La lettera – La dirigente scolastica nella lettera ha aggiunto: “Siate consapevoli che è in momenti come questi che, nella storia, i totalitarismi hanno preso piede e fondato le loro fortune, rovinando quelle di intere generazioni. Nei periodi di incertezza, di sfiducia collettiva nelle istituzioni, di sguardo ripiegato dentro al proprio recinto, abbiamo tutti bisogno di avere fiducia nel futuro e di aprirci al mondo, condannando sempre la violenza e la prepotenza”.
“Chi decanta il valore delle frontiere, chi onora il sangue degli avi in contrapposizione ai diversi, continuando ad alzare muri, va lasciato solo, chiamato con il suo nome, combattuto con le idee e con la cultura – ha concluso -. Senza illudersi che questo disgustoso rigurgito passi da sé. Lo pensavano anche tanti italiani per bene cento anni fa ma non è andata così”.
In un’intervista al Tirreno, la preside ha spiegato di aver scritto la lettera perché “l’episodio mi ha colpito molto come cittadina, come dirigente e come madre di studenti. I ragazzi sanno interpretare il mondo e le cose che accadono. Ho voluto, come in altre occasioni e come altri colleghi fanno abitualmente, fornire spunti di riflessione ulteriori su un fatto grave, accaduto a loro coetanei, davanti a un istituto nella loro città. La scuola deve essere il luogo del confronto, sempre. La violenza, invece, ne è la negazione”.
“Penso che quanto accaduto abbia qualche consonanza con gli aspetti peggiori del conflitto politico degli anni ’70 e che contenga anche delle reminiscenze di squadrismo e violenza di strada a sfondo politico, tipiche del ventennio fascista. Ne penso, dunque, tutto il male possibile”, ha aggiunto Savino.

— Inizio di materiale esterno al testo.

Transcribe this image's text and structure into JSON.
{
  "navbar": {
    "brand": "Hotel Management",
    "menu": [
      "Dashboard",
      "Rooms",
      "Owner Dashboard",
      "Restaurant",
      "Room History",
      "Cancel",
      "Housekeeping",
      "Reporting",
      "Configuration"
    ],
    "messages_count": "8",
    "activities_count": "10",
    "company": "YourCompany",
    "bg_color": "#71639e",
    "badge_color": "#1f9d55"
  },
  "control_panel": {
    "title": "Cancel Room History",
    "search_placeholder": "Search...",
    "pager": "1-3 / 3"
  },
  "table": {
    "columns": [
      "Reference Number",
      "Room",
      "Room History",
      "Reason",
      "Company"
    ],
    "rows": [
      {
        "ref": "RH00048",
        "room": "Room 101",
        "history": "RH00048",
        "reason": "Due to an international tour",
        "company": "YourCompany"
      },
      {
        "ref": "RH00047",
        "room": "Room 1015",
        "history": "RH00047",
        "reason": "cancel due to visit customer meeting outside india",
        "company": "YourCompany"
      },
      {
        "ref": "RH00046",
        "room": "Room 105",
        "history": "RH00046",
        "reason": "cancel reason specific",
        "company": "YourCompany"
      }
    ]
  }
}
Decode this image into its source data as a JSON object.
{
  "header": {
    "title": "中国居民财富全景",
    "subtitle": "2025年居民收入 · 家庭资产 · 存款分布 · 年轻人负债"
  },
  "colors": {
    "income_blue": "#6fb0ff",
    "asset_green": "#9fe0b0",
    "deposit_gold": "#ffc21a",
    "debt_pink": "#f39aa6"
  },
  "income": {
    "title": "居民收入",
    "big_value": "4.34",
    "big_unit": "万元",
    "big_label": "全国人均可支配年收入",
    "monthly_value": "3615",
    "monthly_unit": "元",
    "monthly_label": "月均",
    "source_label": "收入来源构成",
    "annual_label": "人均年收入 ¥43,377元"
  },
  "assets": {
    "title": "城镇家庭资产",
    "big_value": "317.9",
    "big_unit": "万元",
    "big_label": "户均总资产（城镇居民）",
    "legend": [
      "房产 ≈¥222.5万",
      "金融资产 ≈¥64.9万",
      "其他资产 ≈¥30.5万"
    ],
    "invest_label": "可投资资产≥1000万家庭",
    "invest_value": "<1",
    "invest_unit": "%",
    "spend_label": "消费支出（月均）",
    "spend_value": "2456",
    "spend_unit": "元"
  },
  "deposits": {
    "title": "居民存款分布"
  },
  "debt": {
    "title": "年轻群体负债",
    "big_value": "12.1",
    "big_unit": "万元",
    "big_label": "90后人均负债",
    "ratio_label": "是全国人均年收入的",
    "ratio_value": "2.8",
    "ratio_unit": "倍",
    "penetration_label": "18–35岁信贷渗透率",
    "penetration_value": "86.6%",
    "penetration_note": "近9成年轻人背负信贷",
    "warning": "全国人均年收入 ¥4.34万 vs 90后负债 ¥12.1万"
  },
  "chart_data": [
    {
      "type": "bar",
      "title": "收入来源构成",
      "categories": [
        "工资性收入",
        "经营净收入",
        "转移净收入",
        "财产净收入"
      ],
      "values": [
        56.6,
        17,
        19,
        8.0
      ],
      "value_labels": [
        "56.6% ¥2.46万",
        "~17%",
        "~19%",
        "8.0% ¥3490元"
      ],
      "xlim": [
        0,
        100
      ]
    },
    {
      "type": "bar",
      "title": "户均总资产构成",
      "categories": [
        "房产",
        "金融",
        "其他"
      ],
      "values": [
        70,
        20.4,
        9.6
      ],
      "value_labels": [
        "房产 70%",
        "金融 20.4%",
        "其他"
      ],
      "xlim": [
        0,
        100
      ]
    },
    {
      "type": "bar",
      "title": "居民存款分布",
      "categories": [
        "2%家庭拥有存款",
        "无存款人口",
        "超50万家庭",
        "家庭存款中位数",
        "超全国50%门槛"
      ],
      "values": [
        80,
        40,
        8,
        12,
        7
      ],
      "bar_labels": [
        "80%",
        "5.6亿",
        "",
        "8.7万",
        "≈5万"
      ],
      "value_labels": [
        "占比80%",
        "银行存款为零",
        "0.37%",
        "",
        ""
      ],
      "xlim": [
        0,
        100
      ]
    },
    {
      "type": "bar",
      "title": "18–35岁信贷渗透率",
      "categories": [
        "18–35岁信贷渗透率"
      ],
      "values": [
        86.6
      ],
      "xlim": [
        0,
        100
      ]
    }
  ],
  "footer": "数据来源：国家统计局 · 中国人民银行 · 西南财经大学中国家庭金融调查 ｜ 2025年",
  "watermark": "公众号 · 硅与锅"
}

Nardella: “Grazie alla preside del liceo Da Vinci per la lettera” – “I pestaggi avvenuti da studenti di Azione Studentesca davanti al liceo Michelangiolo hanno portato il silenzio di alcune istituzioni ma hanno aperto il megafono della cultura e dell’istruzione, la migliore parte dell’Italia. Grazie alla preside del liceo ‘Leonardo Da Vinci’ per la sua riflessione chiara e pacata. Firenze sarà sempre antifascista”. Così su Facebook il sindaco di Firenze, Dario Nardella, che nel post ha pubblicato la lettera aperta che la preside del liceo scientifico fiorentino Leonardo Da Vinci ha indirizzato ai suoi studenti e al personale della scuola.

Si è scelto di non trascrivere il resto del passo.